We’ve all seen the main budget categories: food, housing, electricity, medical, insurance. But what we don’t see are all the little extra costs that go along with real life. Like school supplies, postage, vet bills, school pictures, activity costs (soccer/softball/swim team registration, supplies, travel), new windshield wipers. How about the bottles of water or cup of coffee we buy when we stop to get fuel?
We have cute little kids that sell us cookies outside the grocery store, and neighbor kids that sell raffle tickets. There are so many small incidents in our lives every month that take money out of our budget that it is almost impossible to sit down at the beginning and know what needs to be in our budget.
Therefore, tracking expenses for a full month helps us get a better idea of what it really costs us to live. If we write down every single dime we spend for a full 30 days, we get a better idea of how much money we need to make to afford our lifestyle.
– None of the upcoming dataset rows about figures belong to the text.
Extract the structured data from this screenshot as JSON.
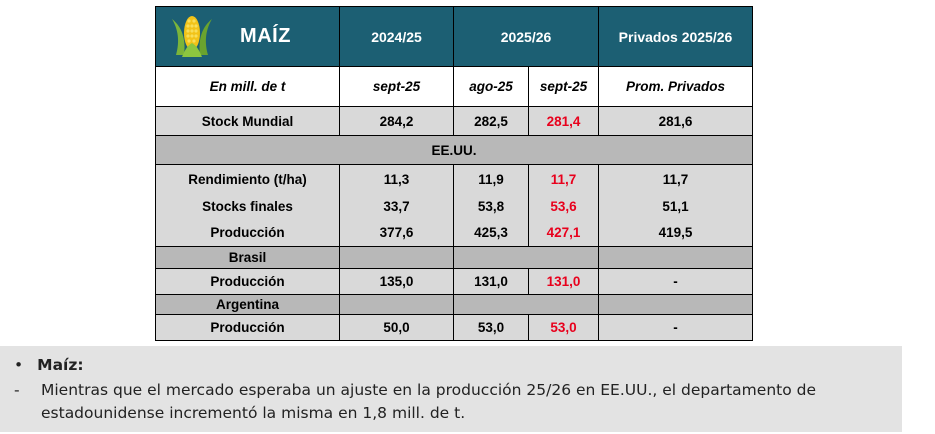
{
  "table": {
    "title": "MAÍZ",
    "col_groups": [
      "2024/25",
      "2025/26",
      "Privados 2025/26"
    ],
    "unit_label": "En mill. de t",
    "sub_headers": [
      "sept-25",
      "ago-25",
      "sept-25",
      "Prom. Privados"
    ],
    "rows": [
      {
        "label": "Stock Mundial",
        "values": [
          "284,2",
          "282,5",
          "281,4",
          "281,6"
        ]
      },
      {
        "section": "EE.UU."
      },
      {
        "label": "Rendimiento (t/ha)",
        "values": [
          "11,3",
          "11,9",
          "11,7",
          "11,7"
        ]
      },
      {
        "label": "Stocks finales",
        "values": [
          "33,7",
          "53,8",
          "53,6",
          "51,1"
        ]
      },
      {
        "label": "Producción",
        "values": [
          "377,6",
          "425,3",
          "427,1",
          "419,5"
        ]
      },
      {
        "section": "Brasil"
      },
      {
        "label": "Producción",
        "values": [
          "135,0",
          "131,0",
          "131,0",
          "-"
        ]
      },
      {
        "section": "Argentina"
      },
      {
        "label": "Producción",
        "values": [
          "50,0",
          "53,0",
          "53,0",
          "-"
        ]
      }
    ]
  },
  "notes": {
    "bullet_symbol": "•",
    "bullet_title": "Maíz:",
    "dash_symbol": "-",
    "text": "Mientras que el mercado esperaba un ajuste en la producción 25/26 en EE.UU., el departamento de estadounidense incrementó la misma en 1,8 mill. de t."
  },
  "colors": {
    "header_bg": "#1c5f73",
    "highlight_red": "#e8001c",
    "row_gray": "#d9d9d9",
    "section_gray": "#b8b8b8"
  },
  "icons": [
    "corn-icon"
  ]
}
Once we have a record of what our last month cost, we can also then think about which expenses are necessary, and which ones we need to get rid of.
Almost everyone has money leaking where they don’t even realize it’s going. Every time I have gone through this exercise with someone, I have heard someone say that they didn’t realize how much they were spending on something, whether it be a morning coffee, soda at the mini mart, movie rentals, eating out, etc. Writing down every expenditure for a full month helps us to see these little purchases that add up to quite a bit of money.
I know it’s tempting to sit down and write up a budget right away, once we decide to make this step we want to hurry and get control of our money right now. But part of gaining financial control is learning how to be patient. So, for the first month of your financial journey, take the time to track each and every dime you spend, and in the meantime, you will get a really good glimpse at where your money has been going.
The result of this exercise will be a budget that will be a tool you can use to get to a point where you can say that you are truly financially independent. If you want to live a debt free life, make sure you take every step one at a time to figure out how to reach your goal. It’s much better to use your first month getting an accurate view of your monthly expenses than to hurry into a budget that sets you up for failure from the very start. Once you have completed this step, you will then be ready to take the next step of putting together your monthly budget. Good luck and happy tracking!